Vimos, há uns dias, que
não há desenvolvimento psicológico sem
experiência de si e do mundo e vimos também que essa experiência é activamente construída por cada um de nós.
Vejamos então, hoje,
porque não há desenvolvimento
psicológico sem a experiência de si e do mundo que acontece no tempo.
Tal como Guitton, o
filósofo da nossa história – lembram-se? – muitos filósofos, físicos, biólogos…
e, também os psicólogos, sentem necessidade de compreender o tempo.
Porquê?
Porque a passagem de um
comboio, a sucessão das estações do ano, o ciclo de vida das plantas e dos
animais, o crescimento de uma criança, enfim, a observação de muitos fenómenos
e situações que mudam, que se sucedem ou que se repetem, nos levaram a generalizar
e organizar essas mudanças em fases, períodos, épocas…que ajudam a delimitar e até a medir o tempo com
grande precisão. E, particularmente, porque a experiência empírica ou a
observação científica dessas mudanças levaram, uns e outros, a distinguir o próprio tempo, a noção de tempo, daquilo
que pudemos designar processos temporais, ou seja, o que ocorre no
tempo.
“Se ninguém me perguntar, eu sei o
que é o tempo. Mas se alguém me pergunta, eu não sei o que dizer”. St
Agostinho (354-430).
Tal como St. Agostinho,
muitos filósofos e físicos teóricos têm interrogado a própria noção de tempo, a
origem, a natureza, os componentes, a direcção, a medida disso a que chamamos
tempo.
Debatem, por exemplo, a realidade do tempo. Será que
tem uma realidade ontológica, pois existe em si mesmo e flui uniformemente e
independente do movimento ou da mudança dos corpos no espaço (Newton)? Ou será
que tem apenas um valor relativo, pois só existe porque existem fenómenos e
criaturas e só a ordem sucessiva das coisas materiais nos dá a noção de tempo
(Leibniz)? Será que é uma “forma da sensibilidade” do homem, uma noção a priori, inerente à nossa forma de
percepcionar, organizar e conhecer o mundo (Kant)? Ou será que o tempo
permanece essencialmente subjectivo e mais não é que a experiência do devir, da
pura duração, a consciência que temos do processo de contínua mudança que
vivemos (Bergson)?
Debatem, por exemplo, a direcção do tempo, se ele é
cíclico e eternamente reversível, tal como nos sugere o retorno regular dos fenómenos
da natureza (e.g., Platão e muitos filósofos greco-latinos), ou se é linear e
irreversível, como sugere a nossa própria experiência de causas e efeitos ou
simplesmente daquilo que um dia antecipámos como futuro, que agora é presente e
que logo recordamos como passado (e.g., Séneca, Newton, Leibnitz, Kant).

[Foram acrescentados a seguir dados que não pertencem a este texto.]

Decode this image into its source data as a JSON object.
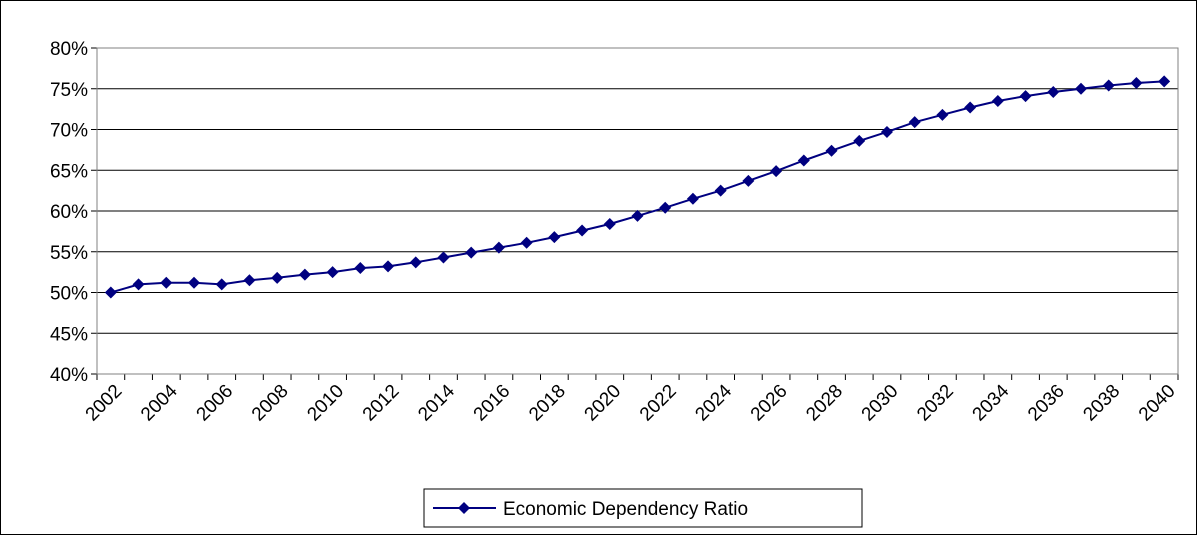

Ou será que o tempo é essencialmente relativo à
velocidade dos corpos, esse tempo-espaço que não é independente do observador,
nem da matéria do universo e de que nos fala a física moderna (e.g. Einstein)?
Enfim, tanto as conceptualizações filosóficas, como
as hipóteses dos físicos continuam a alimentar o debate sobre a origem, as
propriedades, a medida do tempo e, no limite, continuam ainda hoje a legitimar
aquela antiga confissão de St. Agostinho.
Ao contrário dos
filósofos e dos homens das ciências da natureza, para os psicólogos e – perdoem
o viés! – ainda mais para os psicólogos do desenvolvimento, o próprio tempo não é interessante em si
mesmo. O que nos atrai são os processos
temporais de que falámos, ou seja, aquilo que ocorre no tempo, a
experiência que construímos, que transforma o tempo dos relógios e, que assim,
vai construindo o tempo psicológico de cada um de nós.
Quando tinha decidido
não abusar mais da vossa paciência e terminar, por hoje, este pequeno texto,
abri o nosso Blog e descobri que o Raúl Melo escolheu também fazer-nos
reflectir sobre o tempo. Uma coincidência “mesmo muito Boas”, diria o Tiago
Fonseca! Porque não o tínhamos combinado, nem sequer nos conhecemos pessoalmente
e temos certamente pontos de vista comuns e diferentes para olhar o tempo. Mas,
não é uma coincidência estranha, um simples acaso. Um e outro somos, de facto,
psicólogos e, tanto a “vivência particular do tempo” de que o Raul Melo nos fala,
como a experiência que ocorre, que muda e que se sucede no tempo são
componentes fundamentais da conduta humana, do conhecimento que temos e dos
diferentes formatos de avaliação-intervenção psicológica que, uns e outros,
utilizamos.
Fico então aguardar,
curiosa, o que o Raúl Melo nos irá ainda revelar sobre a nossa experiência
subjectiva e prometo continuar ainda a reflectir convosco sobre o tempo que
atrai os psicólogos do desenvolvimento.